L’idiot était né, avait été élevé, et avait passé sa vie dans un rayon si étroit, que le déracinement d’un des chênes de Mellish Park aurait été un travail moins pénible et moins lent que de rompre les nœuds de l’habitude qui retenaient le grossier serviteur dans le voisinage de la maison dont il avait si longtemps fait partie. Mais maintenant que son occupation à Mellish Park était finie pour toujours et que son maître, l’entraîneur, était mort, il était seul dans le monde et il avait besoin de chercher une nouvelle position.

Mais il semblait y mettre peu d’empressement. Ce n’était pas un individu très-prévenant, il faut se le rappeler, et il n’était pas fait pour rendre beaucoup de services. Quoique ayant dépassé la quarantaine, il était généralement regardé comme un jeune homme qui s’entendait aux chevaux, et cette qualification est ordinairement suffisante pour procurer à n’importe qui une occupation dans les environs de Doncastre. L’idiot semblait cependant se tenir à l’écart des gens qui le connaissaient et qui auraient pu le recommander : et lorsqu’on lui demandait pourquoi il ne cherchait pas une position, il faisait des réponses évasives et disait quelquefois qu’il avait fait quelques épargnes à Mellish Park et qu’il n’aurait pas besoin de vivre aux dépens de la paroisse s’il restait une semaine ou deux sans ouvrage.

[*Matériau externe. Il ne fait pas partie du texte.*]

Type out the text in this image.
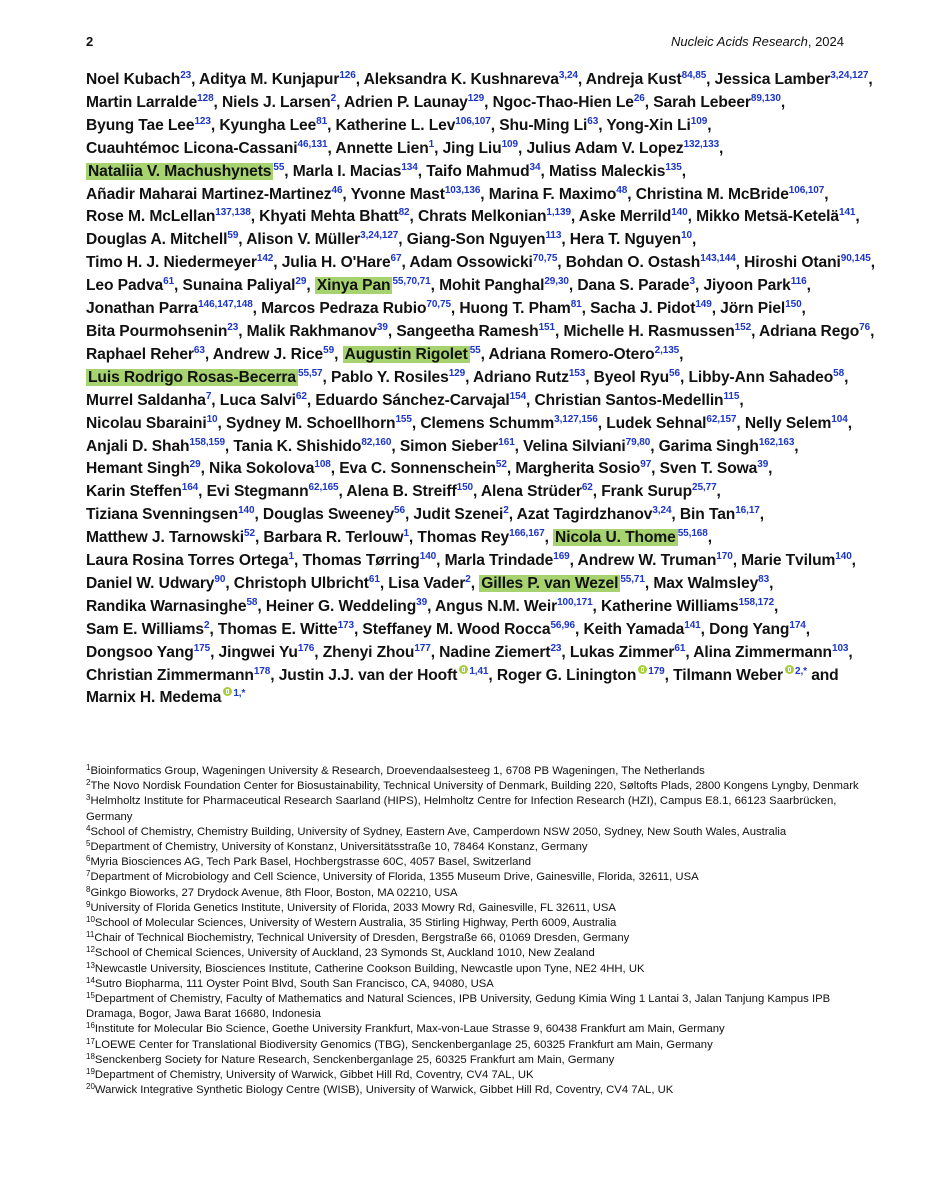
2	Nucleic Acids Research, 2024
Noel Kubach$^{23}$, Aditya M. Kunjapur$^{126}$, Aleksandra K. Kushnareva$^{3,24}$, Andreja Kust$^{84,85}$, Jessica Lamber$^{3,24,127}$, Martin Larralde$^{128}$, Niels J. Larsen$^2$, Adrien P. Launay$^{129}$, Ngoc-Thao-Hien Le$^{26}$, Sarah Lebeer$^{89,130}$, Byung Tae Lee$^{123}$, Kyungha Lee$^{81}$, Katherine L. Lev$^{106,107}$, Shu-Ming Li$^{63}$, Yong-Xin Li$^{109}$, Cuauhtémoc Licona-Cassani$^{46,131}$, Annette Lien$^1$, Jing Liu$^{109}$, Julius Adam V. Lopez$^{132,133}$, Nataliia V. Machushynets $^{55}$, Marla I. Macias$^{134}$, Taifo Mahmud$^{34}$, Matiss Maleckis$^{135}$, Añadir Maharai Martinez-Martinez$^{46}$, Yvonne Mast$^{103,136}$, Marina F. Maximo$^{48}$, Christina M. McBride$^{106,107}$, Rose M. McLellan$^{137,138}$, Khyati Mehta Bhatt$^{82}$, Chrats Melkonian$^{1,139}$, Aske Merrild$^{140}$, Mikko Metsä-Ketelä$^{141}$, Douglas A. Mitchell$^{59}$, Alison V. Müller$^{3,24,127}$, Giang-Son Nguyen$^{113}$, Hera T. Nguyen$^{10}$, Timo H. J. Niedermeyer$^{142}$, Julia H. O'Hare$^{67}$, Adam Ossowicki$^{70,75}$, Bohdan O. Ostash$^{143,144}$, Hiroshi Otani$^{90,145}$, Leo Padva$^{61}$, Sunaina Paliyal$^{29}$, Xinya Pan $^{55,70,71}$, Mohit Panghal$^{29,30}$, Dana S. Parade$^3$, Jiyoon Park$^{116}$, Jonathan Parra$^{146,147,148}$, Marcos Pedraza Rubio$^{70,75}$, Huong T. Pham$^{81}$, Sacha J. Pidot$^{149}$, Jörn Piel$^{150}$, Bita Pourmohsenin$^{23}$, Malik Rakhmanov$^{39}$, Sangeetha Ramesh$^{151}$, Michelle H. Rasmussen$^{152}$, Adriana Rego$^{76}$, Raphael Reher$^{63}$, Andrew J. Rice$^{59}$, Augustin Rigolet $^{55}$, Adriana Romero-Otero$^{2,135}$, Luis Rodrigo Rosas-Becerra $^{55,57}$, Pablo Y. Rosiles$^{129}$, Adriano Rutz$^{153}$, Byeol Ryu$^{56}$, Libby-Ann Sahadeo$^{58}$, Murrel Saldanha$^7$, Luca Salvi$^{62}$, Eduardo Sánchez-Carvajal$^{154}$, Christian Santos-Medellin$^{115}$, Nicolau Sbaraini$^{10}$, Sydney M. Schoellhorn$^{155}$, Clemens Schumm$^{3,127,156}$, Ludek Sehnal$^{62,157}$, Nelly Selem$^{104}$, Anjali D. Shah$^{158,159}$, Tania K. Shishido$^{82,160}$, Simon Sieber$^{161}$, Velina Silviani$^{79,80}$, Garima Singh$^{162,163}$, Hemant Singh$^{29}$, Nika Sokolova$^{108}$, Eva C. Sonnenschein$^{52}$, Margherita Sosio$^{97}$, Sven T. Sowa$^{39}$, Karin Steffen$^{164}$, Evi Stegmann$^{62,165}$, Alena B. Streiff$^{150}$, Alena Strüder$^{62}$, Frank Surup$^{25,77}$, Tiziana Svenningsen$^{140}$, Douglas Sweeney$^{56}$, Judit Szenei$^2$, Azat Tagirdzhanov$^{3,24}$, Bin Tan$^{16,17}$, Matthew J. Tarnowski$^{52}$, Barbara R. Terlouw$^1$, Thomas Rey$^{166,167}$, Nicola U. Thome $^{55,168}$, Laura Rosina Torres Ortega$^1$, Thomas Tørring$^{140}$, Marla Trindade$^{169}$, Andrew W. Truman$^{170}$, Marie Tvilum$^{140}$, Daniel W. Udwary$^{90}$, Christoph Ulbricht$^{61}$, Lisa Vader$^2$, Gilles P. van Wezel $^{55,71}$, Max Walmsley$^{83}$, Randika Warnasinghe$^{58}$, Heiner G. Weddeling$^{39}$, Angus N.M. Weir$^{100,171}$, Katherine Williams$^{158,172}$, Sam E. Williams$^2$, Thomas E. Witte$^{173}$, Steffaney M. Wood Rocca$^{56,96}$, Keith Yamada$^{141}$, Dong Yang$^{174}$, Dongsoo Yang$^{175}$, Jingwei Yu$^{176}$, Zhenyi Zhou$^{177}$, Nadine Ziemert$^{23}$, Lukas Zimmer$^{61}$, Alina Zimmermann$^{103}$, Christian Zimmermann$^{178}$, Justin J.J. van der Hooft $^{1,41}$, Roger G. Linington $^{179}$, Tilmann Weber $^{2,*}$ and Marnix H. Medema $^{1,*}$

$^1$Bioinformatics Group, Wageningen University & Research, Droevendaalsesteeg 1, 6708 PB Wageningen, The Netherlands

$^2$The Novo Nordisk Foundation Center for Biosustainability, Technical University of Denmark, Building 220, Søltofts Plads, 2800 Kongens Lyngby, Denmark

$^3$Helmholtz Institute for Pharmaceutical Research Saarland (HIPS), Helmholtz Centre for Infection Research (HZI), Campus E8.1, 66123 Saarbrücken, Germany

$^4$School of Chemistry, Chemistry Building, University of Sydney, Eastern Ave, Camperdown NSW 2050, Sydney, New South Wales, Australia

$^5$Department of Chemistry, University of Konstanz, Universitätsstraße 10, 78464 Konstanz, Germany

$^6$Myria Biosciences AG, Tech Park Basel, Hochbergstrasse 60C, 4057 Basel, Switzerland

$^7$Department of Microbiology and Cell Science, University of Florida, 1355 Museum Drive, Gainesville, Florida, 32611, USA

$^8$Ginkgo Bioworks, 27 Drydock Avenue, 8th Floor, Boston, MA 02210, USA

$^9$University of Florida Genetics Institute, University of Florida, 2033 Mowry Rd, Gainesville, FL 32611, USA

$^{10}$School of Molecular Sciences, University of Western Australia, 35 Stirling Highway, Perth 6009, Australia

$^{11}$Chair of Technical Biochemistry, Technical University of Dresden, Bergstraße 66, 01069 Dresden, Germany

$^{12}$School of Chemical Sciences, University of Auckland, 23 Symonds St, Auckland 1010, New Zealand

$^{13}$Newcastle University, Biosciences Institute, Catherine Cookson Building, Newcastle upon Tyne, NE2 4HH, UK

$^{14}$Sutro Biopharma, 111 Oyster Point Blvd, South San Francisco, CA, 94080, USA

$^{15}$Department of Chemistry, Faculty of Mathematics and Natural Sciences, IPB University, Gedung Kimia Wing 1 Lantai 3, Jalan Tanjung Kampus IPB Dramaga, Bogor, Jawa Barat 16680, Indonesia

$^{16}$Institute for Molecular Bio Science, Goethe University Frankfurt, Max-von-Laue Strasse 9, 60438 Frankfurt am Main, Germany

$^{17}$LOEWE Center for Translational Biodiversity Genomics (TBG), Senckenberganlage 25, 60325 Frankfurt am Main, Germany

$^{18}$Senckenberg Society for Nature Research, Senckenberganlage 25, 60325 Frankfurt am Main, Germany

$^{19}$Department of Chemistry, University of Warwick, Gibbet Hill Rd, Coventry, CV4 7AL, UK

$^{20}$Warwick Integrative Synthetic Biology Centre (WISB), University of Warwick, Gibbet Hill Rd, Coventry, CV4 7AL, UK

Mellish était si bien connu comme un maître généreux, Que personne ne fut surpris de la chose. Hargraves avait sans doute fait de jolies petites prises dans cette maison libérale. L’idiot allait donc sans qu’on lui fît de questions, rôdant par la ville d’une manière misérable, passant la moitié du jour et de la nuit dans la salle d’une auberge, buvant d’une manière triste et sauvage, qui lui était particulière, et ne se liant avec personne.